R/multiscale.np.mojo.R
In CptNonPar: Nonparametric Change Point Detection for Multivariate Time Series

Documented in multiscale.np.mojo

#' @title Multiscale Nonparametric Multiple Lag Change Point Detection
#' @description For a given set of bandwidths and lagged values of the time series, performs
#' multiscale nonparametric change point detection of a possibly multivariate time series.
#' @details The multi-lag NP-MOJO algorithm for nonparametric change point detection is described in McGonigle, E. T. and Cho, H. (2025)
#' Nonparametric data segmentation in multivariate time series via joint characteristic functions. \emph{Biometrika} (to appear).
#' The multiscale version uses bottom-up merging to combine the results of the multi-lag NP-MOJO algorithm
#' performed over a given set of bandwidths.
#' @param x Input data (a \code{numeric} vector or an object of classes \code{ts} and \code{timeSeries},
#' or a \code{numeric} matrix with rows representing observations and columns representing variables).
#' @param G A numeric vector containing the moving sum bandwidths;
#' all values in the vector \code{G} should be less than half the length of the time series.
#' @param lags A \code{numeric} vector giving the range of lagged values of the time series that will be used to detect changes.
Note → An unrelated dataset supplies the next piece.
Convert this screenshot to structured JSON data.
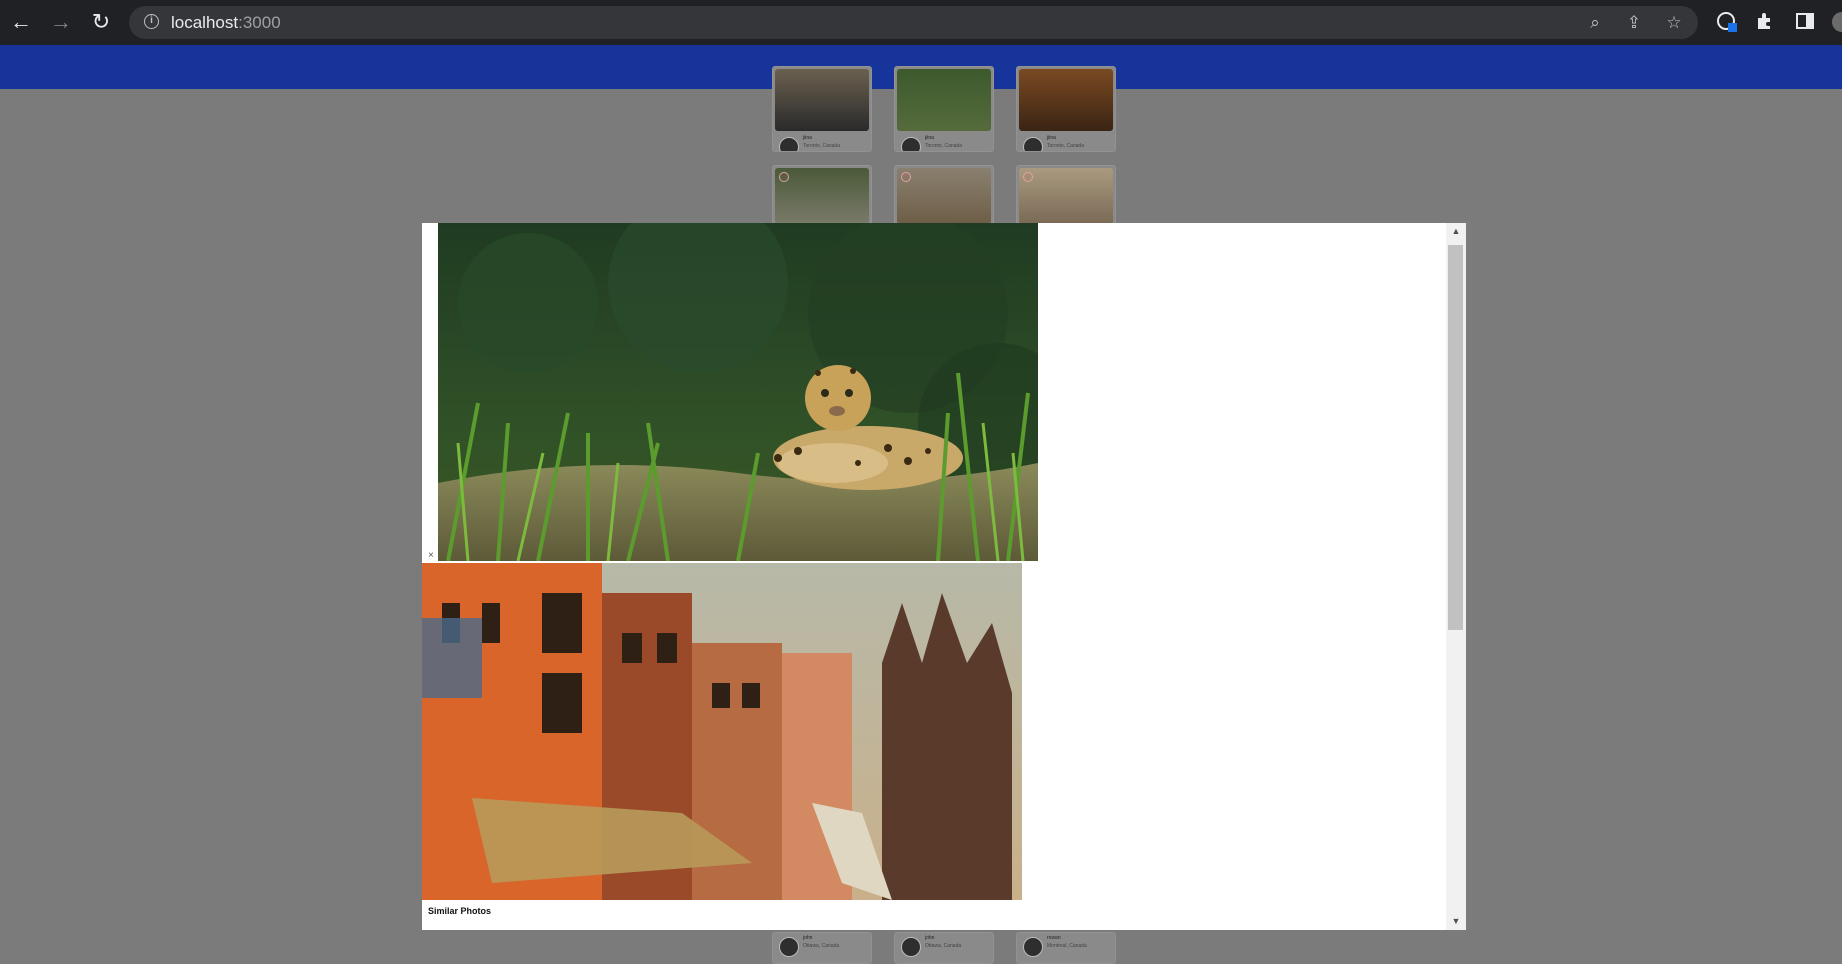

See
#' \link{np.mojo.multilag} for further details.
#' @param kernel.f String indicating which kernel function to use when calculating the NP-MOJO detector statistics; with \code{kern.par} \eqn{= a}, possible values are
#'  \itemize{
#'    \item \code{"quad.exp"}: kernel \eqn{h_2} in McGonigle and Cho (2025), kernel 5 in Fan et al. (2017):
#'    \deqn{h (x,y) = \prod_{i=1}^{2p} \frac{ (2a - (x_i - y_i)^2) \exp (-\frac{1}{4a} (x_i - y_i)^2 )}{2a} .}
#'    \item \code{"gauss"}: kernel \eqn{h_1} in McGonigle and Cho (2025), the standard Gaussian kernel:
#'    \deqn{h (x,y) = \exp ( - \frac{a^2}{2} \Vert x - y  \Vert^2).}
#'    \item \code{"euclidean"}: kernel \eqn{h_3} in McGonigle and Cho (2025), the Euclidean distance-based kernel:
#'    \deqn{h (x, y ) = \Vert x - y \Vert^a .}
#'    \item \code{"laplace"}: kernel 2 in Fan et al. (2017), based on a Laplace weight function:
#'      \deqn{h (x, y ) = \prod_{i=1}^{2p} \left( 1+ a^2 (x_i - y_i)^2  \right)^{-1}.}
#'    \item \code{"sine"}: kernel 4 in Fan et al. (2017), based on a sinusoidal weight function:
#'      \deqn{h (x, y ) = \prod_{i=1}^{2p} \frac{-2 | x_i - y_i |  + | x_i - y_i - 2a|  + | x_i - y_i +2a| }{4a} .}
#' }
#' @param kern.par The tuning parameter that appears in the expression for the kernel function, which acts as a scaling parameter.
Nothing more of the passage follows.